McCreesh made his professional debut in February 1994, beating fellow debutante Tony Walton on points. After winning his first seven fights he beat Clay O'Shea in January 1995 to take the vacant BBBofC Southern Area light middleweight title. He suffered his first professional defeat in his next fight two months later, retiring in the fifth round against Dennis Berry after suffering a broken hand. Further losses (both via disqualification) followed to Michael Smyth and Steve Goodwin, before he returned to winning ways in March 1996 with a points win over Peter Varnavas. A run of eight straight wins, including a second round knockout of former World lightweight champion Dingaan Thobela, was ended by defeat to Peter Malinga in January 1997.

In July 1997, only a month after his mother was killed and his father seriously injured in a car crash, he successfully challenged Kevin Lueshing for the British welterweight title, stopping the defending champion in the tenth round. He successfully defended the title two months later, stopping Paul Ryan in the second round. Also in 1997 McCreesh sparred with Daniel Day-Lewis as part of the actor's preparation for the film The Boxer.

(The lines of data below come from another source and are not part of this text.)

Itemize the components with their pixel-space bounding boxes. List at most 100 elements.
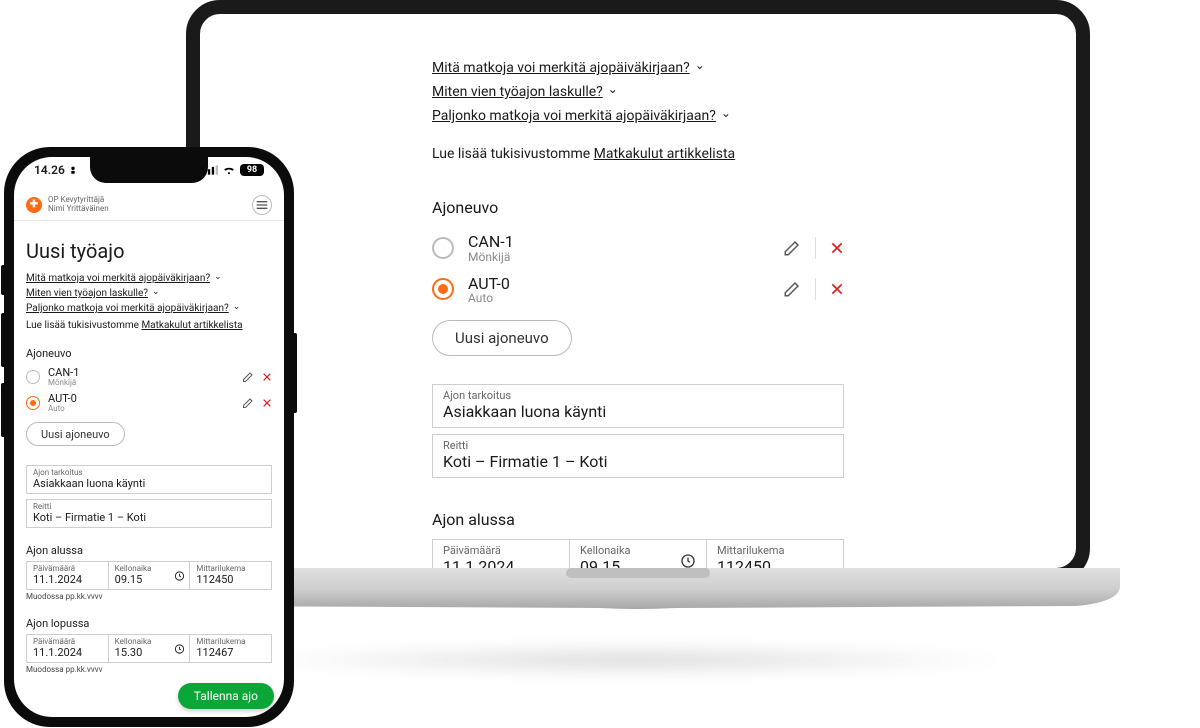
page-title: Uusi työajo [26, 239, 272, 263]
start-odo-label-m: Mittarilukema [190, 562, 271, 573]
start-helper-m: Muodossa pp.kk.vvvv [26, 592, 272, 601]
save-button[interactable]: Tallenna ajo [178, 683, 274, 709]
vehicle-info-1: AUT-0 Auto [468, 275, 783, 305]
app-header-text: OP Kevytyrittäjä Nimi Yrittäväinen [48, 196, 109, 214]
vehicle-row-1-m[interactable]: AUT-0Auto [26, 390, 272, 416]
vehicle-delete-1[interactable] [830, 282, 844, 296]
route-label-m: Reitti [27, 500, 271, 511]
start-heading-m: Ajon alussa [26, 544, 272, 557]
vehicle-edit-0-m[interactable] [242, 371, 254, 383]
new-vehicle-button-m[interactable]: Uusi ajoneuvo [26, 422, 125, 446]
start-date-value-m[interactable]: 11.1.2024 [27, 573, 108, 589]
status-time: 14.26 [34, 163, 65, 177]
end-odo-value-m[interactable]: 112467 [190, 646, 271, 662]
faq-links-mobile: Mitä matkoja voi merkitä ajopäiväkirjaan… [26, 271, 272, 331]
end-heading-m: Ajon lopussa [26, 617, 272, 630]
vehicle-kind-0-m: Mönkijä [48, 379, 242, 387]
app-header: ✚ OP Kevytyrittäjä Nimi Yrittäväinen [14, 189, 284, 221]
start-heading: Ajon alussa [432, 510, 844, 529]
vehicle-edit-1[interactable] [783, 280, 801, 298]
start-row-m: Päivämäärä11.1.2024 Kellonaika09.15 Mitt… [26, 561, 272, 590]
clock-icon [680, 553, 696, 569]
hamburger-icon [256, 200, 268, 210]
phone-screen: 14.26 98 ✚ OP Kevytyrittäjä Nimi Yrittäv… [14, 157, 284, 717]
vehicle-plate-0-m: CAN-1 [48, 367, 242, 379]
vehicle-actions-separator [815, 278, 816, 300]
start-date-field-m[interactable]: Päivämäärä11.1.2024 [27, 562, 109, 589]
vehicle-actions-separator [815, 237, 816, 259]
vehicle-radio-1-m[interactable] [26, 396, 40, 410]
battery-indicator: 98 [240, 164, 264, 176]
status-bar: 14.26 98 [14, 163, 284, 177]
vehicle-radio-0[interactable] [432, 237, 454, 259]
faq-link-3-m[interactable]: Paljonko matkoja voi merkitä ajopäiväkir… [26, 303, 229, 314]
vehicle-row-0-m[interactable]: CAN-1Mönkijä [26, 364, 272, 390]
end-date-field-m[interactable]: Päivämäärä11.1.2024 [27, 635, 109, 662]
vehicle-row-1[interactable]: AUT-0 Auto [432, 269, 844, 311]
vehicle-delete-0[interactable] [830, 241, 844, 255]
location-icon [68, 165, 78, 175]
vehicle-radio-1[interactable] [432, 278, 454, 300]
vehicle-plate-1-m: AUT-0 [48, 393, 242, 405]
start-odo-value-m[interactable]: 112450 [190, 573, 271, 589]
purpose-value[interactable]: Asiakkaan luona käynti [433, 402, 843, 427]
end-date-label-m: Päivämäärä [27, 635, 108, 646]
start-date-label: Päivämäärä [433, 540, 569, 557]
faq-link-1-m[interactable]: Mitä matkoja voi merkitä ajopäiväkirjaan… [26, 273, 210, 284]
clock-icon [174, 643, 185, 654]
route-field-m[interactable]: Reitti Koti – Firmatie 1 – Koti [26, 499, 272, 528]
faq-link-1[interactable]: Mitä matkoja voi merkitä ajopäiväkirjaan… [432, 60, 690, 76]
end-helper-m: Muodossa pp.kk.vvvv [26, 665, 272, 674]
faq-link-3[interactable]: Paljonko matkoja voi merkitä ajopäiväkir… [432, 108, 716, 124]
vehicle-info-0: CAN-1 Mönkijä [468, 233, 783, 263]
phone-frame: 14.26 98 ✚ OP Kevytyrittäjä Nimi Yrittäv… [4, 147, 294, 727]
new-vehicle-button[interactable]: Uusi ajoneuvo [432, 320, 572, 356]
route-field[interactable]: Reitti Koti – Firmatie 1 – Koti [432, 434, 844, 478]
vehicle-heading-m: Ajoneuvo [26, 347, 272, 360]
faq-links: Mitä matkoja voi merkitä ajopäiväkirjaan… [432, 58, 844, 166]
route-label: Reitti [433, 435, 843, 452]
faq-more-link-m[interactable]: Matkakulut artikkelista [141, 320, 242, 331]
vehicle-delete-1-m[interactable] [262, 398, 272, 408]
vehicle-kind-1: Auto [468, 292, 783, 304]
vehicle-heading: Ajoneuvo [432, 198, 844, 217]
start-odo-label: Mittarilukema [707, 540, 843, 557]
mobile-app-viewport: Uusi työajo Mitä matkoja voi merkitä ajo… [14, 223, 284, 717]
start-time-field-m[interactable]: Kellonaika09.15 [109, 562, 191, 589]
start-date-label-m: Päivämäärä [27, 562, 108, 573]
wifi-icon [222, 165, 236, 175]
macbook-frame: Mitä matkoja voi merkitä ajopäiväkirjaan… [186, 0, 1090, 582]
faq-more-prefix: Lue lisää tukisivustomme [432, 146, 594, 162]
vehicle-radio-0-m[interactable] [26, 370, 40, 384]
purpose-value-m[interactable]: Asiakkaan luona käynti [27, 477, 271, 493]
menu-button[interactable] [252, 195, 272, 215]
purpose-field-m[interactable]: Ajon tarkoitus Asiakkaan luona käynti [26, 465, 272, 494]
purpose-field[interactable]: Ajon tarkoitus Asiakkaan luona käynti [432, 384, 844, 428]
vehicle-edit-1-m[interactable] [242, 397, 254, 409]
faq-link-2-m[interactable]: Miten vien työajon laskulle? [26, 288, 148, 299]
faq-more-link[interactable]: Matkakulut artikkelista [594, 146, 736, 162]
brand-logo-icon: ✚ [26, 197, 42, 213]
vehicle-edit-0[interactable] [783, 239, 801, 257]
purpose-label: Ajon tarkoitus [433, 385, 843, 402]
desktop-app-viewport: Mitä matkoja voi merkitä ajopäiväkirjaan… [202, 16, 1074, 566]
vehicle-plate-1: AUT-0 [468, 275, 783, 293]
end-date-value-m[interactable]: 11.1.2024 [27, 646, 108, 662]
macbook-base [156, 568, 1120, 628]
faq-link-2[interactable]: Miten vien työajon laskulle? [432, 84, 603, 100]
vehicle-kind-1-m: Auto [48, 405, 242, 413]
purpose-label-m: Ajon tarkoitus [27, 466, 271, 477]
route-value-m[interactable]: Koti – Firmatie 1 – Koti [27, 511, 271, 527]
vehicle-plate-0: CAN-1 [468, 233, 783, 251]
route-value[interactable]: Koti – Firmatie 1 – Koti [433, 452, 843, 477]
battery-value: 98 [240, 164, 264, 176]
faq-more-prefix-m: Lue lisää tukisivustomme [26, 320, 141, 331]
end-odo-field-m[interactable]: Mittarilukema112467 [190, 635, 271, 662]
end-time-field-m[interactable]: Kellonaika15.30 [109, 635, 191, 662]
vehicle-row-0[interactable]: CAN-1 Mönkijä [432, 227, 844, 269]
clock-icon [174, 570, 185, 581]
vehicle-delete-0-m[interactable] [262, 372, 272, 382]
end-row-m: Päivämäärä11.1.2024 Kellonaika15.30 Mitt… [26, 634, 272, 663]
end-odo-label-m: Mittarilukema [190, 635, 271, 646]
start-odo-field-m[interactable]: Mittarilukema112450 [190, 562, 271, 589]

In November 1997 he faced Michele Piccirillo for the vacant European welterweight title; Piccirillo stopped him in the ninth round.

McCreesh made a second successful defence of his British title in July 1998, stopping Michael Smyth in the seventh round, the fight marred by serious crowd trouble that led to four arrests, and won his third defence three months later, stopping Ross Hale in the fourth. He relinquished the title in 1999 and moved up to super welterweight.

In July 2000 he challenged Adrian Stone for the latter's IBO World super welterweight title, but was stopped in the sixth round.

McCreesh had one further fight, a points defeat to Ossie Duran in April 2001, before retiring.

McCreesh went on to take over Bracknell Boxing Academy, coaching young boxers.

In 2012 he returned to the ring to fight Tony Furzer, losing by a fifth round TKO.